А ночью приснился ей сон. Близится вечер. Поп Симон сидит в углу и читает про Содом и Гоморру. Слушая его чтение, она толчет и бросает в горшок цикуту, немного мяты для запаха, чебрец, ложку меда. И уже булькает зелье на тлеющих угольках. Вот заскрипел снег, приникло к слюдяной пластине ухо. «Входи, Сыч!» — просит она. Он входит. «Садись, Сыч!» — говорит она. Он садится. А поп Симон продолжает читать, он как бы не видит и не слышит, что делается в избе. «Холодно на дворе?» — спрашивает она Сыча. «Ох, морозно!» — отвечает он. «Выпей вот, согрейся», — говорит она и наливает ему парящее темное питье. «Выпью, — кивает Сыч, — отчего же не выпить!» Она поднесла ему кружку, а он принял. Тут поп Симон на мгновенье умолк и посмотрел на нее с удивлением. А Сыч махом влил отраву в широкую свою глотку. «Ну, иди, — сказала она ему привычно. — Иди, иди!» — «Ну, пойду», — ответил Сыч и вышел. Она опустилась на лавку и заметила, что поп Симон опять умолк и пристально в нее вглядывается. «Ты не гляди, отец Симон, — сказала она, — ты читай, читай». Прогудело било, и отец Симон позвал ее в церковь. Она решила идти с ним в церковь, но только вышла во двор, как ноги повели ее к надворотной башне. Поднявшись по скользким ступеням, прошла она мимо Сыча, дивясь, что он еще жив. Она взобралась на вышку и увидела закатное солнце; радостно граяли, кружа над рощей, вороны. Это они по Сычу грают, поняла она. И точно, тот в башне начал как-то шатко ходить, вздыхать, потом услышались его стоны. Вдруг он полез к ней наверх. Она слышала, как цепляется он цепенеющими руками за ступени. Что-то он говорил. Она уловила: «Убью, убью!» Тогда она наклонилась над лазом и сказала с беспощадной суровостью: «Что Рудому, то и тебе!» Сыч захрипел и замер. Она сошла вниз, обошла мертвое тело и пошла в избу. Тут вылила она в печь остатки настоя — они вспыхнули и потянулись в дыру зеленым дымом… А утром пришел к ней поп Симон и глядел на нее с укором и жалостью. «Что, жаль Сыча? — спросила она, понимая, что он догадался. — А Рудого не жаль?» — «Бог наказывает, — ответил он. — А тебе зачем грех?» — «Бог на том свете наказывает, — сказала она, — а здесь — люди». Отец Симон не ответил ей, и она услышала в наступившей тишине, как крошится сокровенность их дружбы… «Прости, мать Анастасия», — сказал Симон и ушел. Она поняла, что он удаляется навеки. «Не оставь меня, Симон!» — закричала она и проснулась…

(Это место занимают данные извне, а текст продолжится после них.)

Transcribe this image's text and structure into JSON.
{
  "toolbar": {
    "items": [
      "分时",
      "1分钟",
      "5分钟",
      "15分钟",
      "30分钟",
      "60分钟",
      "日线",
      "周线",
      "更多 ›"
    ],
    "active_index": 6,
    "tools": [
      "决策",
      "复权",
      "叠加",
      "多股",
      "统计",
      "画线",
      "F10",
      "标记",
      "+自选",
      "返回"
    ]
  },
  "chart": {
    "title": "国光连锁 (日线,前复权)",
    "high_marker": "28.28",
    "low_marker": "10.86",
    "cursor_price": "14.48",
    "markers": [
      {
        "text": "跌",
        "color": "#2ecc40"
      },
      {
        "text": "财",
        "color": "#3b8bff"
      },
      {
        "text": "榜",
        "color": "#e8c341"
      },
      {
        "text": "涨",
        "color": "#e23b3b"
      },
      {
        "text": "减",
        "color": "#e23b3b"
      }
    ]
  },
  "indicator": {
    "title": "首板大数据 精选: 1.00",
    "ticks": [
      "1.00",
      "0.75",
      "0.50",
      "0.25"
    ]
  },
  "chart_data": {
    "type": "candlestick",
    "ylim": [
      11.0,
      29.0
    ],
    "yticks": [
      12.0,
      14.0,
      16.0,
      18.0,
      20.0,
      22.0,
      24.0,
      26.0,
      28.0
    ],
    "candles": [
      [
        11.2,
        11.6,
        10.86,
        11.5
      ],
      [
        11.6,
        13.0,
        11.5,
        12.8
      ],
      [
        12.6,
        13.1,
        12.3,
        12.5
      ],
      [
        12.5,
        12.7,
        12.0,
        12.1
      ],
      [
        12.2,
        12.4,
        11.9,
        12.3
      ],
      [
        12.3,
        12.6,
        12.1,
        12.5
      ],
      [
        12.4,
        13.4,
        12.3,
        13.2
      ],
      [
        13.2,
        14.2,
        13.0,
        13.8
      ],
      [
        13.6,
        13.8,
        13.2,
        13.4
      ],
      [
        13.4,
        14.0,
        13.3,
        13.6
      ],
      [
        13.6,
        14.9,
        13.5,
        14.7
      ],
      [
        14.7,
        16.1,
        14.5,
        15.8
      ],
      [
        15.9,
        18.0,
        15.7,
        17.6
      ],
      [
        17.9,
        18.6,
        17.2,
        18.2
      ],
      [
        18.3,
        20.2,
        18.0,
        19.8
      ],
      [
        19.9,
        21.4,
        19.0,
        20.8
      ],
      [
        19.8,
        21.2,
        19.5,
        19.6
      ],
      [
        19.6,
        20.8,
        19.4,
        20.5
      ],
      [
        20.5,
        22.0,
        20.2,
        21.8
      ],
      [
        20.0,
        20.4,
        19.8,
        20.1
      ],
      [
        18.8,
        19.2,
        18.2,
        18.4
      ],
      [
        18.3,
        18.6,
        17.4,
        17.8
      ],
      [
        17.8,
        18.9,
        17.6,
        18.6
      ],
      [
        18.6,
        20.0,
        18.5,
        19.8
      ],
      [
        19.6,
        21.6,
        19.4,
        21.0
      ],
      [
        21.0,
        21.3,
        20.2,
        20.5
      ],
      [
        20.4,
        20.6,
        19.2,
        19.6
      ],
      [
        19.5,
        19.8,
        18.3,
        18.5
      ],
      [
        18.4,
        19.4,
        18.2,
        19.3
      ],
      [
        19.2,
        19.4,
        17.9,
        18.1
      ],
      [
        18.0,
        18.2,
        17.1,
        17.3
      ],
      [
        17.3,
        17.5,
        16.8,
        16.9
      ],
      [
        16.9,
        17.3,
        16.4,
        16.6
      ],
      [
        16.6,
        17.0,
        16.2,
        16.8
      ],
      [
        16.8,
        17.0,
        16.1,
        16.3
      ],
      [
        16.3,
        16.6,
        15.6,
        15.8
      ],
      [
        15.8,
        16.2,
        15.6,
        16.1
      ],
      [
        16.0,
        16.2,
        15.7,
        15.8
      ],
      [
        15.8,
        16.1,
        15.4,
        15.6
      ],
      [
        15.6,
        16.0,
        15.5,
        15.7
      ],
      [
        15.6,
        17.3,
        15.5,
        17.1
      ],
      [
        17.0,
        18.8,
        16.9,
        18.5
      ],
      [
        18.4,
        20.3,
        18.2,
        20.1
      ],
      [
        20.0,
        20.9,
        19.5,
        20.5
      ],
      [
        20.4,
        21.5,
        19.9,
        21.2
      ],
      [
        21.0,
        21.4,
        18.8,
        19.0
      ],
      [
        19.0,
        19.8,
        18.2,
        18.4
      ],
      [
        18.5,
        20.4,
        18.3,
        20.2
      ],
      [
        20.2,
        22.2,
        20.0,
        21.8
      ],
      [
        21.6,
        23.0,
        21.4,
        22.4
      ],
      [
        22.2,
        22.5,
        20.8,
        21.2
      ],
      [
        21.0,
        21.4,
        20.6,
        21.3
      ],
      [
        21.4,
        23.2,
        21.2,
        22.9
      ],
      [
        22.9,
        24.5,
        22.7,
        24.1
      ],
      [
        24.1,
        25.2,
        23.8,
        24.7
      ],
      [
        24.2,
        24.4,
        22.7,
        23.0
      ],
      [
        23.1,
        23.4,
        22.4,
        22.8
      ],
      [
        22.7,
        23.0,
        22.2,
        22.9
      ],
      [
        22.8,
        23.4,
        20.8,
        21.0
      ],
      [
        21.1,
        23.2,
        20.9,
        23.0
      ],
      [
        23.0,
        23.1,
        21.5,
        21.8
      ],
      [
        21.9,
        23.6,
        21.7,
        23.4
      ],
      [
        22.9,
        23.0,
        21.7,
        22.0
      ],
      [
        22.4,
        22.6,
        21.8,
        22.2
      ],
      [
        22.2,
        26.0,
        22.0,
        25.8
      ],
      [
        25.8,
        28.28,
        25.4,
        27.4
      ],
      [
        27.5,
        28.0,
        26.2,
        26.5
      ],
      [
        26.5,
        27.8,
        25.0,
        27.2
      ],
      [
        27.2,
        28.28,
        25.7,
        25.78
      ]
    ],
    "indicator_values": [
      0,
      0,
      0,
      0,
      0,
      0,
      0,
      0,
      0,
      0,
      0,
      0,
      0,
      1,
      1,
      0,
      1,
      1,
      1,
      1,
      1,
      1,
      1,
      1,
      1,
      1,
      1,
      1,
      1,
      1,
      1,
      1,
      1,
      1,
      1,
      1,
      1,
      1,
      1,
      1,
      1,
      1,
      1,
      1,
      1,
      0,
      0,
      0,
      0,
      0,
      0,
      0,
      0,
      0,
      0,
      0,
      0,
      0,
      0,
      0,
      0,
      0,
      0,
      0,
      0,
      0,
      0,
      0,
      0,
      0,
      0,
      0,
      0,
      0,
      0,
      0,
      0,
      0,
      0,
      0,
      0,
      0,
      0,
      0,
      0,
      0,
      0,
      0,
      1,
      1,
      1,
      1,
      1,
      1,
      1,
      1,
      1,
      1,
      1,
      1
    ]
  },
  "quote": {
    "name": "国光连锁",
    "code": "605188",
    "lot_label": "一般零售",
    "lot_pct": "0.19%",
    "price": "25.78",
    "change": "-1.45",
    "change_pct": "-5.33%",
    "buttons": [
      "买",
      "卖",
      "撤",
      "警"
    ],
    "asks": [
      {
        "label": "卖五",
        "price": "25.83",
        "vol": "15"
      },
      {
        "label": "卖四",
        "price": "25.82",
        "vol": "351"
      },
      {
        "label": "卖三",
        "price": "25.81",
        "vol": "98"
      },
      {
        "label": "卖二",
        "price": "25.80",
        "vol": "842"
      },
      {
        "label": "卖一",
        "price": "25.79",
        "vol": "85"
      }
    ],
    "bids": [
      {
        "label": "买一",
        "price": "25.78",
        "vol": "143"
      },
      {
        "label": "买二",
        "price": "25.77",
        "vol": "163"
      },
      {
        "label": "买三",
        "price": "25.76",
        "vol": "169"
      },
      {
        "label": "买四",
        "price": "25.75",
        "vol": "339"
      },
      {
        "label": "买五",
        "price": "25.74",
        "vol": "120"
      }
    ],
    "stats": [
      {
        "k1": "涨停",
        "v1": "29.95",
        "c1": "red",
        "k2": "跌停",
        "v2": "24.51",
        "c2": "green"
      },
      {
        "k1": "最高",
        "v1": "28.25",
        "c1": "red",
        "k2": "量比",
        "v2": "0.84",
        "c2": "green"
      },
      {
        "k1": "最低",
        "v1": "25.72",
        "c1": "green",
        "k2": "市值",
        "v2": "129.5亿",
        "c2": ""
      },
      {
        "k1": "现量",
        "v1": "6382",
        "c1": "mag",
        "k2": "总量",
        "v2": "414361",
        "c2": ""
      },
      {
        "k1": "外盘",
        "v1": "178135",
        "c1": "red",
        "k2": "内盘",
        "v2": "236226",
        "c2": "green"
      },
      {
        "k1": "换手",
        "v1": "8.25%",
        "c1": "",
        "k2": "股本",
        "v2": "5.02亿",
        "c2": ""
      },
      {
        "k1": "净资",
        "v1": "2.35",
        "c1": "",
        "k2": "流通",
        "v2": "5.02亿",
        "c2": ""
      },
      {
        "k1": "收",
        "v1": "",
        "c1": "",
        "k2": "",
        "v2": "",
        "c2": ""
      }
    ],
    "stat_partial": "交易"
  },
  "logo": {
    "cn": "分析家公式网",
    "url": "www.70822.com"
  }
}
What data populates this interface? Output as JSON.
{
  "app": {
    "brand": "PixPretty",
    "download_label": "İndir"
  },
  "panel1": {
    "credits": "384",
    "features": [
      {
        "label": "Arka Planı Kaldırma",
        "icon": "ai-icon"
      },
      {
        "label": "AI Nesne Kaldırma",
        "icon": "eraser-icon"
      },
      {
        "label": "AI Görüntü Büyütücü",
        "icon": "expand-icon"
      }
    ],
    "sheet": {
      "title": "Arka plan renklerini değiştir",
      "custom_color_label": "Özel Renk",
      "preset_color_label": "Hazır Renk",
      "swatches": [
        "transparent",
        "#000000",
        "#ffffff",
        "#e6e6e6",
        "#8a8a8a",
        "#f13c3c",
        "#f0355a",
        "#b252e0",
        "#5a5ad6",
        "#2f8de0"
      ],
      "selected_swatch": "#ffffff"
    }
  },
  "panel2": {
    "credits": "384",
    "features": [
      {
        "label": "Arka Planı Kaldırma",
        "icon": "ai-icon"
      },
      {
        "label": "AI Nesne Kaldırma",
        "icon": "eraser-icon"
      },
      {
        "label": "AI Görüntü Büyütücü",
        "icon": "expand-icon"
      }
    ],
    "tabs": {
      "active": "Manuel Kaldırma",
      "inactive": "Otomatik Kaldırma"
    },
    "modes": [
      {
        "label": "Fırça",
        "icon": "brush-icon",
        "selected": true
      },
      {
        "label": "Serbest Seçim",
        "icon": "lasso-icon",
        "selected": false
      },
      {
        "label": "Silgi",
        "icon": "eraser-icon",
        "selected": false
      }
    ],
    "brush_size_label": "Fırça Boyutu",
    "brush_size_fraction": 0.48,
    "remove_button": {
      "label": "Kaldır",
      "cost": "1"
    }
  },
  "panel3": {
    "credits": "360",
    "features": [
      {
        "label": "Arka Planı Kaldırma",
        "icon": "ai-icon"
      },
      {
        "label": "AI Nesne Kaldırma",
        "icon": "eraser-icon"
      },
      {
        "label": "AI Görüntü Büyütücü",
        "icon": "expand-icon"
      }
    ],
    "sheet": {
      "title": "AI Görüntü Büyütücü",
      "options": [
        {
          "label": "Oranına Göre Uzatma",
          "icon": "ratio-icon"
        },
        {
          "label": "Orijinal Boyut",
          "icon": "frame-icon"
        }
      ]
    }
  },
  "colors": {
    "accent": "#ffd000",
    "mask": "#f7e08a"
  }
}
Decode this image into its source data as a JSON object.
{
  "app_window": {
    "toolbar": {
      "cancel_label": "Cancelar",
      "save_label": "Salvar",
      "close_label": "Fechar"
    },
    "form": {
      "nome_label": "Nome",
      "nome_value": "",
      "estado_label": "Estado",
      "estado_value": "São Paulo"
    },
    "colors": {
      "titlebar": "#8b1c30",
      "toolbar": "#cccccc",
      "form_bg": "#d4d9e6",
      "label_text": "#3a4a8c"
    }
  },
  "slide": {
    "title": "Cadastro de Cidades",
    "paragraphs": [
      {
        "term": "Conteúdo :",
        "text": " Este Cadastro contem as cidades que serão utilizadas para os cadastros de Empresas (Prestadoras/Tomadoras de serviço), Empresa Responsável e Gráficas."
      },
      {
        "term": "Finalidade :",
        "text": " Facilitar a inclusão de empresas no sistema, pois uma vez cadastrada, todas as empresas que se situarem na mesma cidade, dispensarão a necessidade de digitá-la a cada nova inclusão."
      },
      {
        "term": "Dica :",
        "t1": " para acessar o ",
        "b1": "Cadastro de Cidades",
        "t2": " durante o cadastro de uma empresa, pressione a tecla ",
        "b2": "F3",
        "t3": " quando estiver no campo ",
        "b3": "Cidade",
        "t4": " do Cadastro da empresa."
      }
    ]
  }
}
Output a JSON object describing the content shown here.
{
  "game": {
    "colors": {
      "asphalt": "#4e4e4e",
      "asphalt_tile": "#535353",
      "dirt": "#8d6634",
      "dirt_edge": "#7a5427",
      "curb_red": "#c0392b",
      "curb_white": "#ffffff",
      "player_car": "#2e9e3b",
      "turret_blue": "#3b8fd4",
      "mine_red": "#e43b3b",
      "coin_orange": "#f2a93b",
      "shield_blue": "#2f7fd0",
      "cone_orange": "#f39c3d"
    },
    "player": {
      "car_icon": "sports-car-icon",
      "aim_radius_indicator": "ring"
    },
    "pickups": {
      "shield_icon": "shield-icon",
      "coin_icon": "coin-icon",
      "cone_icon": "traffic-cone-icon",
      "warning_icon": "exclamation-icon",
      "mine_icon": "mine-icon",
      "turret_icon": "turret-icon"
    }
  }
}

И услышала, что поп Симон тихо постукивает в окно. Она впустила его и прижалась к нему, как к спасителю. «Отец Симон, я боюсь себя, — шептала она. — Жестока я стала; гибнут из-за меня люди, и сама хочу губить…» — «У тебя не жестокость, — утешал Симон, — усталость. Когда душа утомится, она и счастья, и наказания хочет немедленно, нет у нее сил ждать, страшно ей, что не дождется…» — «Да, отец Симон, бывает мне страшно». — «Одно есть исцеление, мать Анастасия, — говорил он, — крепить дух». — «Ах, Симон, Симон, — шептала она, — что дух, если нет ему действия. Одно действительно живо на этом свете — сердце! Вот бьется оно, горит — это жизнь. А сострадание и утешение — туман над пустошью. Пустота, отец Симон. Что от скорби Рудому? Что от сострадания Руте? И я хочу жить. И теперь не знаю как. Я стала злая. Я во сне человека убила, не зная, виновен он или нет. Значит, и наяву смогу. молчи, молчи, отец Симон. Я все знаю о себе… Проведи руками, горит моя голова.»
Под рукою Симона остыл жар в голове, матери Анастасии стало спокойно, она задремала.